Dot Wordsworth

Criminality

‘He is the organiser of half that is evil and of nearly all that is undetected in this great city,’ Sherlock Holmes said of Moriarty

issue 20 August 2011

‘He is the organiser of half that is evil and of nearly all that is undetected in this great city,’ Sherlock Holmes said of Moriarty. ‘He is the Napoleon of crime, Watson.’ Holmes did not say: ‘He is the Napoleon of criminality.’ Nor did T.S. Eliot of Macavity, who was accorded the same sobriquet as Moriarty. In the past week or so I have been surprised by the widespread strength of feeling against the term criminality.

At first I did not see the objection. As soon as he came back from his holidays to the riots, David Cameron spoke of ‘criminality, pure and simple’. He soon afterwards said he had his eye on telephones used for ‘plotting violence, disorder and criminality’. Theresa May, the Home Secretary, denounced ‘sheer criminality’ and ‘open criminality’. A Manchester police chief spoke of ‘senseless criminality’.

The root of the objection is, I think, the abstractness of the word. A parallel is the widely disliked expression used of terrorists who have ‘claimed responsibility’ for an outrage. Listeners prefer to see it as admitting guilt, not claiming responsibility. The abstract criminality seems similarly unreal. Why not crime?

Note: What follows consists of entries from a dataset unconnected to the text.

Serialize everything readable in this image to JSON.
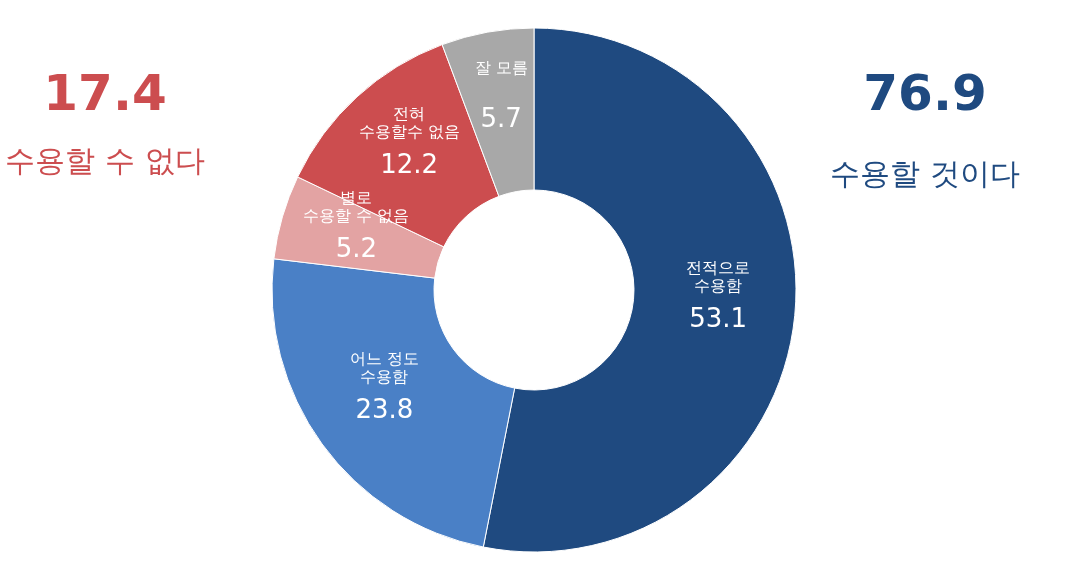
{
  "chart_data": {
    "type": "donut",
    "categories": [
      "전적으로\n수용함",
      "어느 정도\n수용함",
      "별로\n수용할 수 없음",
      "전혀\n수용할수 없음",
      "잘 모름"
    ],
    "values": [
      53.1,
      23.8,
      5.2,
      12.2,
      5.7
    ],
    "colors": [
      "#1f4a80",
      "#4a80c6",
      "#e3a3a3",
      "#cc4d4f",
      "#a8a8a8"
    ],
    "data_labels": true,
    "annotations": [
      "17.4",
      "수용할 수 없다",
      "76.9",
      "수용할 것이다"
    ]
  }
}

In these semantic matters, things are seldom simple and never pure. The meaning of crime itself has shifted in its 700-year history. The Latin word crimen, from which it derived, had the sense of ‘charge, accusation, matter for accusation or blame’, and then in late Latin, from the second century, it was applied to the Christian notion of sin.
In English it started with this moral denotation, so that in the late 14th century, a translation of St Paul’s Epistle to Titus had: ‘If ony man is withouten cryme’, where a couple of centuries later the Authorised Version was to have: ‘If any be blameless’.